Главврач посмотрел на меня с сочувствием и ответил вопросом на вопрос, как это и положено в Одессе:
– А вы, Танечка, не знаете?
– Не знаю! – всё ещё бодро выпалила я.
– Завтра заезд, деточка, – сказал мне главврач и протяжно вздохнул. Как кит. И даже смахнул набежавшую слезу.
– Вы чего, Николай Васильевич? – Я встревожилась. Характеристики, коими снабдили меня сотрудники (в основном – сотрудницы) родимой железнодорожной больницы, грусти-тоски в себя не включали. Напротив: «хапуга!», «циник!», «бабник!», «обжора!», «жизнерадостный кобель!», «любит помоложе!», «Танька, берегись!». Про то, что он способен вздыхать и плакать, ничего не было. – Почему это вдруг завтра заезд? Какой такой заезд? Мы же не пионерлагерь, а самый что ни на есть взрослый такой себе санаторий. И даже профилакторий.
– В том-то и дело, Танечка, – в порыве отчаяния Николай Васильевич прихватил меня своей мощной ручищей за тонкий локоток, – что мы теперь, до самого конца лета, пионерлагерь! Санаторного типа. Завтра у нас с вами сюда состоится заезд детей. Да не каких-нибудь, а из зоны Чернобыльской АЭС.
– Де… де…
– А идёмте, Танечка, выпьем по рюмочке коньяка! – предложил Николай Васильевич. Было в его голосе что-то такое… Эйфория приговорённого такая, знаете ли.
Я согласилась. А что бы вы сделали на моём месте?
В том нежном возрасте я, заслышав слово «дети», испытывала первобытный экзистенциальный ужас. Как мирный пещерный человек без дубины при встрече с голодным разъярённым саблезубым тигром. К слову, не скажу, что с тех пор что-то для меня сильно изменилось. Услыхав, что в компании предполагаются дети, я всегда стараюсь под благовидным предлогом отказаться от похода в кино-ресторан, от гостей, от поездки, от чего угодно. Потому что каждый отдельный ребёнок сам по себе ужасен: он хочет играть, пить, какать, писать, пускать слюни и пузыри, трогать руками тебя и твои любимые джинсы. А уж дети, собранные вместе в количестве больше двух, – ужасны! Ужаснее любого голодного саблезубого тигра. И при этом я трепетно люблю детей: здоровых, крепко спящих новорождённых и тех, что на обложках журналов. Остальных тоже люблю, когда они далеко-далеко от меня. И это сейчас – когда я уже почти мудра, несомненно многоопытна и моей собственной дочери уже шестнадцать лет.
А тогда…
Тогда мне самой едва минуло восемнадцать… Буквально-то пару дней назад.
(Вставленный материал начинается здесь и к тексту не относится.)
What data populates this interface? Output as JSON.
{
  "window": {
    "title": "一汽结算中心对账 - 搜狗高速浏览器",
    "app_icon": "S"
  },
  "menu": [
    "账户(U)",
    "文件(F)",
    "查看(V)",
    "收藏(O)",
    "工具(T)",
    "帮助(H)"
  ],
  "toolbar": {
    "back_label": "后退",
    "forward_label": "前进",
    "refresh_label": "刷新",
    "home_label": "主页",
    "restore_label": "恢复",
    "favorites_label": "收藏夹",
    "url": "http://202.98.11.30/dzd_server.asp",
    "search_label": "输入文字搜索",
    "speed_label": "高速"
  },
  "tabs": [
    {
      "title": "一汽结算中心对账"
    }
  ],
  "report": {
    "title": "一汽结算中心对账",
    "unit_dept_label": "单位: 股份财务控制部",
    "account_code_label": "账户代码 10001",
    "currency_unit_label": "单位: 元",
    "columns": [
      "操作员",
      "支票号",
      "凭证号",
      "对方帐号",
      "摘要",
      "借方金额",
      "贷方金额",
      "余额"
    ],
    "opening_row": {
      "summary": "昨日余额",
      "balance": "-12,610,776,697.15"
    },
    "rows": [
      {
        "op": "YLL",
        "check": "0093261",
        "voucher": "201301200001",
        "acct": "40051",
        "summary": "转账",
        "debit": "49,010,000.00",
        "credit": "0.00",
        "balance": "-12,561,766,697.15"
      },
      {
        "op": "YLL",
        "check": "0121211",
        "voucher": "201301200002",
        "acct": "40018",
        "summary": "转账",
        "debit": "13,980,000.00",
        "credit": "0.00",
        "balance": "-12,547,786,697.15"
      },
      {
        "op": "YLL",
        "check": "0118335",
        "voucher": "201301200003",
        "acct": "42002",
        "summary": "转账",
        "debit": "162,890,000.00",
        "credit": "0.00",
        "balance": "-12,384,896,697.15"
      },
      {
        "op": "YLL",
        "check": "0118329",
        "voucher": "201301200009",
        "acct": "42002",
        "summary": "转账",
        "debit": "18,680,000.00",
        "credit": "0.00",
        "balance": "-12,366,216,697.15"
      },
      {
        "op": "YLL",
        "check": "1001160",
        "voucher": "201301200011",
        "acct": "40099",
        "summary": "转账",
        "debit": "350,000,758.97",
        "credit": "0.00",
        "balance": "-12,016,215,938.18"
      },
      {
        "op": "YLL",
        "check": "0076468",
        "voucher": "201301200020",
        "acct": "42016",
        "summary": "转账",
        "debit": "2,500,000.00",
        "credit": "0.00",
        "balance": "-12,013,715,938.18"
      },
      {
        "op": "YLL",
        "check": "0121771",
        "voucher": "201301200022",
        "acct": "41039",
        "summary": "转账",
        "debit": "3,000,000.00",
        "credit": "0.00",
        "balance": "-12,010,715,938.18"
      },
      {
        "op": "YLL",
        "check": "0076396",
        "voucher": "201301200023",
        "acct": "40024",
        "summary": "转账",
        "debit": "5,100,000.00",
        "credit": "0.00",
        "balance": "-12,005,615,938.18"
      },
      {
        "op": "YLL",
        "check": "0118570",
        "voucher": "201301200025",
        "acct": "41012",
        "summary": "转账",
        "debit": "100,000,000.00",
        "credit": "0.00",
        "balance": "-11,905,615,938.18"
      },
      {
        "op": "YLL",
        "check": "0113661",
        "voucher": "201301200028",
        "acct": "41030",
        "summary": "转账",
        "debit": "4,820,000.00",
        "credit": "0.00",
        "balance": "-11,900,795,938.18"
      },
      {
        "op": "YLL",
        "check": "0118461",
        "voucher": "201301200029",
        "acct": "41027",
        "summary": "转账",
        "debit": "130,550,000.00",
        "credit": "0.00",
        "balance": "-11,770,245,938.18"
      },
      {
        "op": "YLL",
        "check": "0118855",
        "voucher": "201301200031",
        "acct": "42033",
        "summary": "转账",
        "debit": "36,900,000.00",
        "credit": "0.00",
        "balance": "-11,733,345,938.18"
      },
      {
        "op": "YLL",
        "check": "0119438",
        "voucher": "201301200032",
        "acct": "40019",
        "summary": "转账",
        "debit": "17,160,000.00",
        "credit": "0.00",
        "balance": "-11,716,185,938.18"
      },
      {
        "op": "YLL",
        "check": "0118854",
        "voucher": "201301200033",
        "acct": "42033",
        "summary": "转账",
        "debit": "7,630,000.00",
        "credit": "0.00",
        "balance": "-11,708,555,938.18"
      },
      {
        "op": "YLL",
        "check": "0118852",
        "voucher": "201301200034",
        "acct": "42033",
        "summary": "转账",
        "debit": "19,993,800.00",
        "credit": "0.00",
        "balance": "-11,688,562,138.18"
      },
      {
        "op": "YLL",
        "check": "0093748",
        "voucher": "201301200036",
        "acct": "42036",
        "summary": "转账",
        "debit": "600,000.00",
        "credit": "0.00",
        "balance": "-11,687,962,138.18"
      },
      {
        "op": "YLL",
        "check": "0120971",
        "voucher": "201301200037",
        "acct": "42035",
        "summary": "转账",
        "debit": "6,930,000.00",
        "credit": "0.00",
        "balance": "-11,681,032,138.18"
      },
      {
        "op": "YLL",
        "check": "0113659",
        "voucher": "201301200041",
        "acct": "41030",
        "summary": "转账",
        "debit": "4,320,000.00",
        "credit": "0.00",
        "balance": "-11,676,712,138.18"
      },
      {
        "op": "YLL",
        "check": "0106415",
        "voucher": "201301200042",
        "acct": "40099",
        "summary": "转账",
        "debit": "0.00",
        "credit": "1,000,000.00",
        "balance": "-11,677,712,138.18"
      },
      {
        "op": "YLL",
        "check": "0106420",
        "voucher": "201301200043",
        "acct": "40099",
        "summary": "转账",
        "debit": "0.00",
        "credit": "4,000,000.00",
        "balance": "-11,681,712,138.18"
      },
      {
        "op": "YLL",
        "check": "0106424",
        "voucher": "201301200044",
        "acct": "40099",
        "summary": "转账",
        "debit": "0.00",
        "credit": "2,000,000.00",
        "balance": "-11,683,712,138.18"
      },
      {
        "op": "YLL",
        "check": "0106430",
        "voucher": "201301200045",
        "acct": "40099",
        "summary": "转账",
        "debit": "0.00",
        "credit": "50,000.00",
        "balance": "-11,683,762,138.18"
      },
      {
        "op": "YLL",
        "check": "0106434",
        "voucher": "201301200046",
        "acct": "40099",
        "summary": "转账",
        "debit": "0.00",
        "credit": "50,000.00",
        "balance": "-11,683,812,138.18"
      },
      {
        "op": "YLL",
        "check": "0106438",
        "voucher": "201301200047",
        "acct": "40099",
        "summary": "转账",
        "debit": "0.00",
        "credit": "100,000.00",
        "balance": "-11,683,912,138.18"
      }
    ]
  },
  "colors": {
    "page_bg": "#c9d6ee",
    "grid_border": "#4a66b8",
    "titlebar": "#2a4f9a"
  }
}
А завтра тут будут дети. Много детей. Много-много детей. Несколько отрядов. Самых разнообразных возрастов: от семилеток (кошмар!) до самых что ни на есть гормонально-кризовых: четырнадцать-шестнадцать (кошмар-кошмар!). А также: восьми-, девяти-, десяти-, одиннадцати-, двенадцати-, тринадцатилеток (кошмар-кошмар-кошмар-кошмар-кошмар-кошмар!!!).
– Вы не волнуйтесь, Танечка! – успокаивал не столько меня, сколько себя главный врач санатория-профилактория. – Они, эти дети, будут с воспитателями. Ну, с этими… студентами педагогических институтов. С вожатыми, вот. Хорошие дети. Из Чернобыля. Да. Большей частью сироты или из неблагополучных семей… – завывал Николай Васильевич, прихлёбывая коньяк прямо из чашки, забыв налить туда кофе. – И к тому же они здоровые. Не стал бы никто в санаторий, к морю, под солнце слишком уж больных детей присылать, как вы думаете?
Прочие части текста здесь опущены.